One more thing about nori, at least around here. Our dog likes it. Loves it. One of her favorite things to eat. That has some practical uses, too: any pills the vet prescribes go down a lot easier when wrapped in wet nori.

Jidori Chicken

Jidori chicken apparently isn’t new, but I miss things. In 2004, the Wall Street Journal said: “Jidori is exactly the same thing as free-range chicken — but it sounds more impressive in Japanese. ‘Free range is a word that if you put on the menu, it’s out of style,’ Johan Svensson, chef of Riingo in New York.

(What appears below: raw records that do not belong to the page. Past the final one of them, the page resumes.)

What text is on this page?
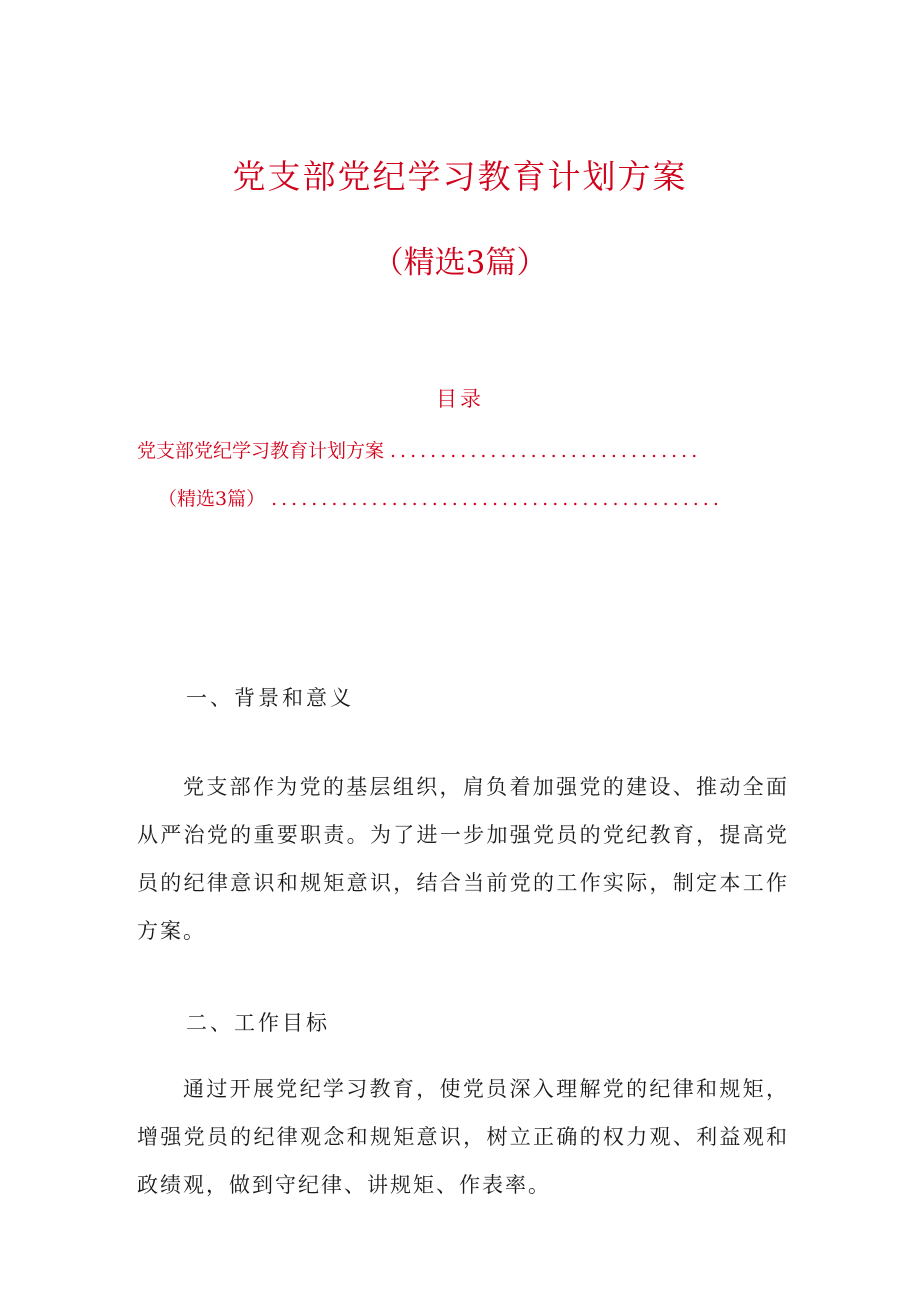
党支部党纪学习教育计划方案
（精选3篇）
目录
党支部党纪学习教育计划方案 ...............................
（精选3篇） .............................................
一、背景和意义
党支部作为党的基层组织，肩负着加强党的建设、推动全面从严治党的重要职责。为了进一步加强党员的党纪教育，提高党员的纪律意识和规矩意识，结合当前党的工作实际，制定本工作方案。
二、工作目标
通过开展党纪学习教育，使党员深入理解党的纪律和规矩，增强党员的纪律观念和规矩意识，树立正确的权力观、利益观和政绩观，做到守纪律、讲规矩、作表率。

Today I spotted “jidori” on a package that Yuriko acquired at the northwest suburbs’ main Japanese grocery store. Helpfully, it also said “free range,” as well as offering the kanji for the term: 地鶏. Literally, “ground or earth chicken.”

Nice to learn. Even better, the package contained chicken hearts. That conjured up an image of carefree, happy chicken hearts lolling around the lone prairie.

Been a long time since I’d had any chicken hearts. Usually, or at least in my limited experience, a few are packed along with gizzards, which we don’t eat all that often because they tend to be overly chewy. Hearts, on the other hand, are only a little chewy, and with a good sauce, good to eat.

Landscaping Notes

Warmish today, tomorrow and the next day even better. A pandemic might be on, but at least it’s spring. Except for those few crummy May days — and by that I don’t mean rain. Rain is usually good. What’s better than falling asleep to light rain? I mean any day cold enough to wear a jacket.

Saw a truck driving down the street the other day with “Lares Landscaping” painted on it. Landscaping is still ongoing. I don’t mention that to make a comment on business conditions or restrictions, just to say that the first thing I thought of was, what about Lares & Penates Landscaping? You know, trim your lawn to be on the good side of your household deities.

I have Mrs. Quarles to thank for that train of thought. Henna-haired, eccentric, garrulous — my high school Latin teacher. Or maybe my Latin professor at Vanderbilt, the bald, eccentric, garrulous Dr. Nabers.

We have a fine crop this year.

I refuse to put poison on my lawn just to prevent the annual sprouting of ephemeral dandelions. That’s a tenet of my landscaping. That and no more leaf raking. All through winter, leaves lay on my lawn. By May, they’re gone. So the point of raking leaves is… what?

The dog doesn’t mind the dandelions either (or brown leaves in season).
In a few days, when the lawn is dry enough, I will cut the dandelions down. They’ll be back before long.
Happy to report that once gasoline was put in the tank, the machine woke from its long nap — though not as long as some years, since I remember mowing last just before Halloween.